Answer - How hooks work in Digitorn (facts with file path):
- The Hooks V2 engine intercepts every tool call both
before and after execution.
[./rag-kb\hooks.md]
- Each hook is defined by three parts: an event it
listens for, a condition that must hold, and an action
to run when triggered.
[./rag-kb\hooks.md]
- The supported hook events include: tool_start,
tool_end, turn_start, turn_end, session_start,
session_end, pre_compact, error, approval_request,
agent_spawn, and agent_complete.
[./rag-kb\hooks.md]
- Hooks fire during the agent loop.
[./rag-kb\hooks.md]
- Hook state is isolated per session.
[./rag-kb\hooks.md]

Every fact is grounded in the indexed document, with the file path inline.

When to reach for this

  • Documentation Q&A: the agent answers from your project docs, code comments, or wiki, with citations the user can verify.
  • Compliance / audit: ground every answer in a primary reference so the auditor can re-read the cited passage.
  • Long-running projects: an agent that re-indexes changing files (set sources[0].watch: true) so its knowledge stays fresh without manual re-ingest.

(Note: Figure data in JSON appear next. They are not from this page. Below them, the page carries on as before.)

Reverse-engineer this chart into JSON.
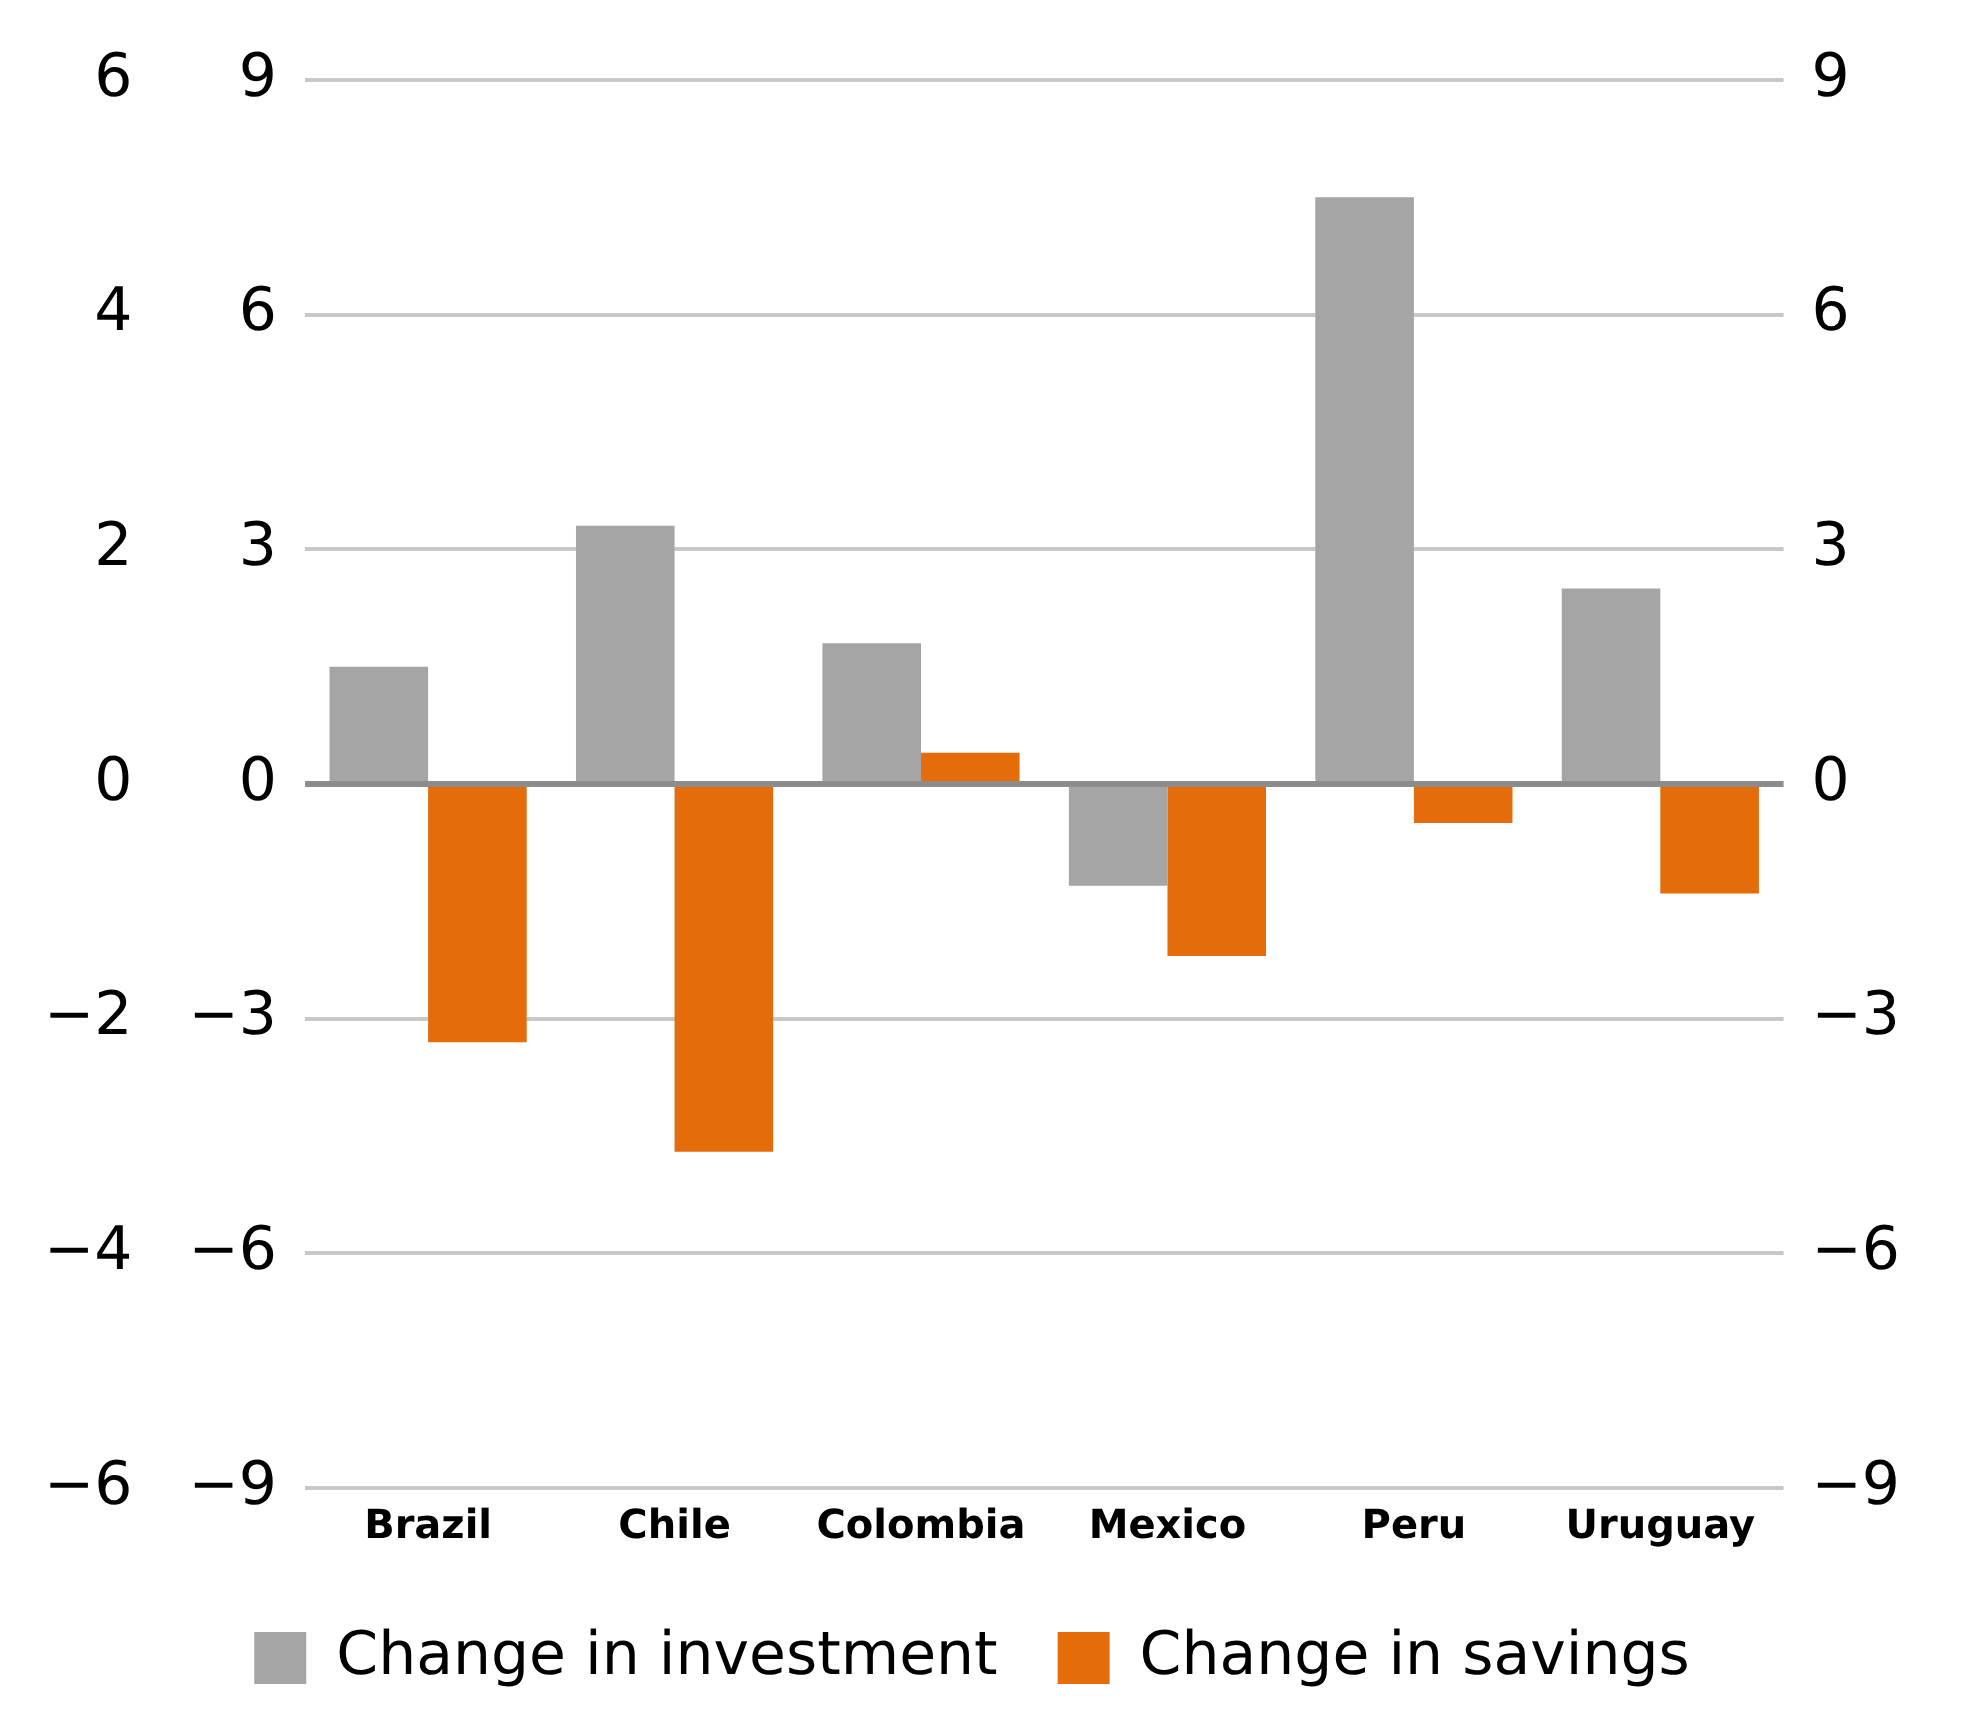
{
  "chart_data": {
    "type": "bar",
    "categories": [
      "Brazil",
      "Chile",
      "Colombia",
      "Mexico",
      "Peru",
      "Uruguay"
    ],
    "series": [
      {
        "name": "Change in investment",
        "color": "#a5a5a5",
        "values": [
          1.5,
          3.3,
          1.8,
          -1.3,
          7.5,
          2.5
        ]
      },
      {
        "name": "Change in savings",
        "color": "#e46c0a",
        "values": [
          -3.3,
          -4.7,
          0.4,
          -2.2,
          -0.5,
          -1.4
        ]
      }
    ],
    "ylim": [
      -9,
      9
    ],
    "yticks": [
      -9,
      -6,
      -3,
      0,
      3,
      6,
      9
    ],
    "y2lim": [
      -9,
      9
    ],
    "y2ticks": [
      -9,
      -6,
      -3,
      0,
      3,
      6,
      9
    ],
    "y3lim": [
      -6,
      6
    ],
    "y3ticks": [
      -6,
      -4,
      -2,
      0,
      2,
      4,
      6
    ],
    "grid": "y",
    "legend": "bottom"
  }
}
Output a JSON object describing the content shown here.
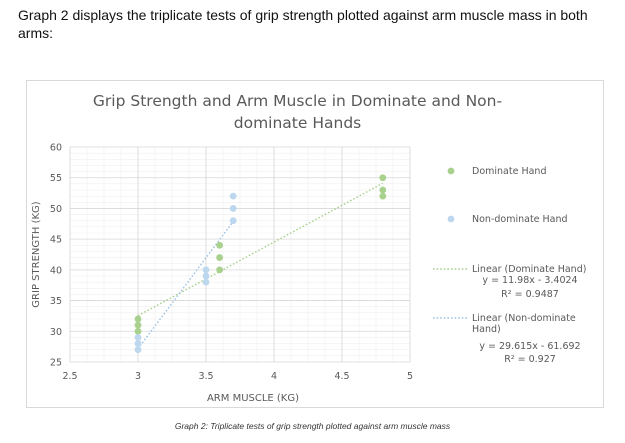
{
  "intro_text": "Graph 2 displays the triplicate tests of grip strength plotted against arm muscle mass in both arms:",
  "caption": "Graph 2: Triplicate tests of grip strength plotted against arm muscle mass",
  "chart_data": {
    "type": "scatter",
    "title": "Grip Strength and Arm Muscle in Dominate and Non-dominate Hands",
    "title_lines": [
      "Grip Strength and Arm Muscle in Dominate and Non-",
      "dominate Hands"
    ],
    "xlabel": "ARM MUSCLE (KG)",
    "ylabel": "GRIP STRENGTH (KG)",
    "xlim": [
      2.5,
      5
    ],
    "ylim": [
      25,
      60
    ],
    "x_ticks": [
      "2.5",
      "3",
      "3.5",
      "4",
      "4.5",
      "5"
    ],
    "x_tick_values": [
      2.5,
      3,
      3.5,
      4,
      4.5,
      5
    ],
    "y_ticks": [
      "25",
      "30",
      "35",
      "40",
      "45",
      "50",
      "55",
      "60"
    ],
    "y_tick_values": [
      25,
      30,
      35,
      40,
      45,
      50,
      55,
      60
    ],
    "grid": true,
    "legend_position": "right",
    "series": [
      {
        "name": "Dominate Hand",
        "color": "#a9d18e",
        "points": [
          {
            "x": 3,
            "y": 32
          },
          {
            "x": 3,
            "y": 31
          },
          {
            "x": 3,
            "y": 30
          },
          {
            "x": 3.6,
            "y": 44
          },
          {
            "x": 3.6,
            "y": 42
          },
          {
            "x": 3.6,
            "y": 40
          },
          {
            "x": 4.8,
            "y": 55
          },
          {
            "x": 4.8,
            "y": 53
          },
          {
            "x": 4.8,
            "y": 52
          }
        ]
      },
      {
        "name": "Non-dominate Hand",
        "color": "#bdd7ee",
        "points": [
          {
            "x": 3,
            "y": 29
          },
          {
            "x": 3,
            "y": 28
          },
          {
            "x": 3,
            "y": 27
          },
          {
            "x": 3.5,
            "y": 40
          },
          {
            "x": 3.5,
            "y": 39
          },
          {
            "x": 3.5,
            "y": 38
          },
          {
            "x": 3.7,
            "y": 52
          },
          {
            "x": 3.7,
            "y": 50
          },
          {
            "x": 3.7,
            "y": 48
          }
        ]
      }
    ],
    "trendlines": [
      {
        "name": "Linear (Dominate Hand)",
        "color": "#a9d18e",
        "slope": 11.98,
        "intercept": -3.4024,
        "x_range": [
          3,
          4.8
        ],
        "equation": "y = 11.98x - 3.4024",
        "r2": "R² = 0.9487"
      },
      {
        "name": "Linear (Non-dominate Hand)",
        "color": "#9dc3e6",
        "slope": 29.615,
        "intercept": -61.692,
        "x_range": [
          3,
          3.7
        ],
        "equation": "y = 29.615x - 61.692",
        "r2": "R² = 0.927"
      }
    ]
  }
}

For sessionless, one-shot semantic search (no agent loop), call rag.query directly via the HTTP API POST /api/modules/rag/execute. For structured data search (SQL tables), the rag.sql_query action runs text-to-SQL grounded by the table schema embedded into the KB.

Production deployment

  • Use a persistent backend in production: backend: {type: qdrant, path: "<workspace>/qdrant_data"} for local, or {type: qdrant, url: "https://...", api_key: "..."} for Qdrant Cloud.
  • Pre-build the KB offline with the tool so the agent does not pay the ingest cost on first user turn.
  • Set cache.enabled: true (default) to dedupe repeated identical queries within a session.
  • For multilingual content beyond English/French, swap the embedding model to bge-m3 (100+ languages).